Oil markets have also turned against the Kremlin. Escalating efforts to enforce the G-7 price cap are effective primarily because of growing consensus that demand is weakening. OPEC+ barely agreed to a coherent communique out of its last meeting and oil prices are hovering below $ 80 a barrel thanks to a cumulative 5 million barrels a day of oil production cuts by members that have been exposed as ‘voluntary.’ Tighter scrutiny on shipping firms has begun to dissuade Greek shippers from taking on contracts, but is most effective because a buyer’s market gives third-parties and importers more latitude to demand discounts and other concessions.
Structurally, the Russian budget can only maintain the 1−2% GDP deficit target by increasing taxes on business. This process then denies businesses profits that can be invested into production, efficiency enhancements, and other needs. Raising taxes on households will eventually make more sense since wage increases are huge without a concurrent domestic expansion of consumer durables production, creating constant risk of downwards pressure on the ruble as imports rise relative to weaker export earnings. The US government’s stated goal of halving Russia’s oil & gas revenues by 2030 is achievable by market trends alone. Though there remains space for the Ministry of Finance to offset these losses, doing so will weaken the economy’s capacity to sustain any further expansions of output needed to fight the war.
No solutions can fix other structural problems hindering Russia’s evolution into a wartime economy. Shortages of project cargo equipment have pushed shippers to rely more heavily on railways struggling to adapt to the economy’s pivot eastwards. Where the average cargo delivery from St. Petersburg or Novorossiysk once traveled 2,000 km, its journey is now more like 8,000 km. The recent Ukrainian-backed sabotage of crucial rail chokepoints for rail delivery between China and Russia in Siberia point to another set of problems: spending on infrastructure security, the immense distances military deliveries frequently travel, and the costs they impose driving up transport prices — terrible for small and medium-sized businesses — as well as risks of considerable disruptions from two decades of underinvestment in additional rail capacity.

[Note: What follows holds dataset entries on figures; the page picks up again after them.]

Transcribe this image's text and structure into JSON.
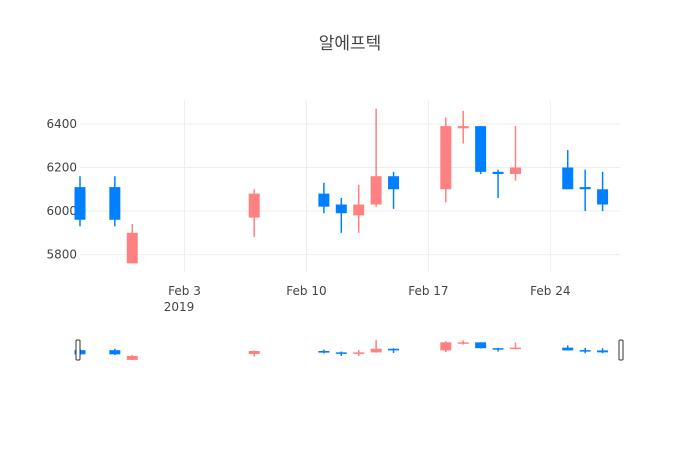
{
  "chart_data": {
    "type": "candlestick",
    "title": "알에프텍",
    "x_tick_labels": [
      "Feb 3",
      "Feb 10",
      "Feb 17",
      "Feb 24"
    ],
    "x_tick_dates": [
      "2019-02-03",
      "2019-02-10",
      "2019-02-17",
      "2019-02-24"
    ],
    "x_year_label": "2019",
    "y_tick_values": [
      5800,
      6000,
      6200,
      6400
    ],
    "x_range": [
      "2019-01-28",
      "2019-02-28"
    ],
    "ylim": [
      5720,
      6510
    ],
    "grid": true,
    "increasing_color": "#FF8080",
    "decreasing_color": "#0080FF",
    "range_slider": true,
    "candles": [
      {
        "date": "2019-01-28",
        "open": 6110,
        "high": 6160,
        "low": 5930,
        "close": 5960
      },
      {
        "date": "2019-01-30",
        "open": 6110,
        "high": 6160,
        "low": 5930,
        "close": 5960
      },
      {
        "date": "2019-01-31",
        "open": 5760,
        "high": 5940,
        "low": 5760,
        "close": 5900
      },
      {
        "date": "2019-02-07",
        "open": 5970,
        "high": 6100,
        "low": 5880,
        "close": 6080
      },
      {
        "date": "2019-02-11",
        "open": 6080,
        "high": 6130,
        "low": 5990,
        "close": 6020
      },
      {
        "date": "2019-02-12",
        "open": 6030,
        "high": 6060,
        "low": 5900,
        "close": 5990
      },
      {
        "date": "2019-02-13",
        "open": 5980,
        "high": 6120,
        "low": 5900,
        "close": 6030
      },
      {
        "date": "2019-02-14",
        "open": 6030,
        "high": 6470,
        "low": 6020,
        "close": 6160
      },
      {
        "date": "2019-02-15",
        "open": 6160,
        "high": 6180,
        "low": 6010,
        "close": 6100
      },
      {
        "date": "2019-02-18",
        "open": 6100,
        "high": 6430,
        "low": 6040,
        "close": 6390
      },
      {
        "date": "2019-02-19",
        "open": 6380,
        "high": 6460,
        "low": 6310,
        "close": 6390
      },
      {
        "date": "2019-02-20",
        "open": 6390,
        "high": 6390,
        "low": 6170,
        "close": 6180
      },
      {
        "date": "2019-02-21",
        "open": 6180,
        "high": 6190,
        "low": 6060,
        "close": 6170
      },
      {
        "date": "2019-02-22",
        "open": 6170,
        "high": 6390,
        "low": 6140,
        "close": 6200
      },
      {
        "date": "2019-02-25",
        "open": 6200,
        "high": 6280,
        "low": 6100,
        "close": 6100
      },
      {
        "date": "2019-02-26",
        "open": 6110,
        "high": 6190,
        "low": 6000,
        "close": 6100
      },
      {
        "date": "2019-02-27",
        "open": 6100,
        "high": 6180,
        "low": 6000,
        "close": 6030
      }
    ]
  }
}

Ukraine and Russia are now engaged in what will be a very long, constantly active and all-encompassing war, one in which Russia maintains distinct advantages in sheer weight of numbers and resources over Ukraine that cannot be ignored. But many of these advantages are eroding as the economic system that holds them together is destabilized and facing significant difficulties further expanding its ability to produce materiel. The next military expansion alone will erase nearly half of the remaining surplus labor in the country when it can least afford to give workers political bargaining power. Even if western sanctions pose only short-term irritants or constraints, they can force a traditionally slow-moving political system that operates by its own curious, coercive consensus to make far more difficult decisions than it has made thus far.